Der Partner, die Familie, die Freunde, die Hobbys, die neue Ausstellung, der neue Kinofilm – alles ruft in der Freizeit nach Aufmerksamkeit. Wer das alles jonglieren will, bekommt Stress, sagt Psychologe Joachim Kugler von der Technischen Uni Dresden: „Wir leben in einer Gesellschaft, die immer mehr Freizeitmöglichkeiten bietet. Nach der Arbeit geht es nicht mehr um Entspannung, sondern darum, nichts zu verpassen.“ Das kann zu mehr Stress führen als auf der Arbeit.

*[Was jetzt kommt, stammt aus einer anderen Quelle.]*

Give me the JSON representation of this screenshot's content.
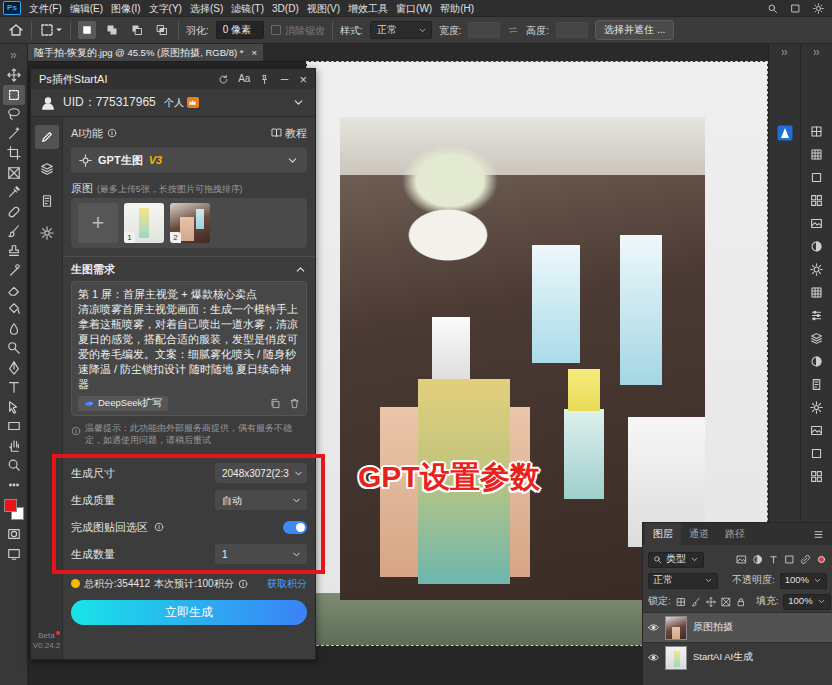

Eine demnächst im Fachjournal „Science & Medicine“ erscheinende Studie zeigt, dass Menschen daheim tatsächlich gestresster sind als auf der Arbeit. Die Forscher der Pennsylvania State University untersuchten die Speichelproben von 122 Berufstätigen an Wochen- und Wochenendtagen auf Cortisol. Das Hormon, das auf Stress hinweist, kam deutlich weniger vor, wenn Menschen am Arbeitsplatz waren.
Joachim Kugler warnt vor voreiligen Schlüssen: „Generell kann man nicht sagen, dass es im Büro entspannter zugeht. Denken Sie an Schlagworte, wie Mobbing und Burnout.“ Wenn es zu Konflikten kommt, dann sind diese für Menschen jedoch im Privatleben belastender als im Berufsleben. „Zwischenmenschliche Konflikte berühren uns zuhause natürlich mehr, als wenn wir mit jemanden auf der Arbeit im Hader liegen“, sagt Kugler. „Die persönliche Bindung an eine Person ist wichtig.“
Daher sei es sinnvoll Privates von Beruflichem zu trennen: „Warum halten Beziehungen am Arbeitsplatz so schlecht? Warum gelten Gemeinschaftspraxen von Ehepartnern als der Vorhof zur Hölle? Weil es keine Rückzugsräume gibt, wenn es auf der Arbeit oder zuhause funkt“, sagt Kugler. Dann ist das Problem in allen Lebensbereichen präsent und wiegt umso schwerer.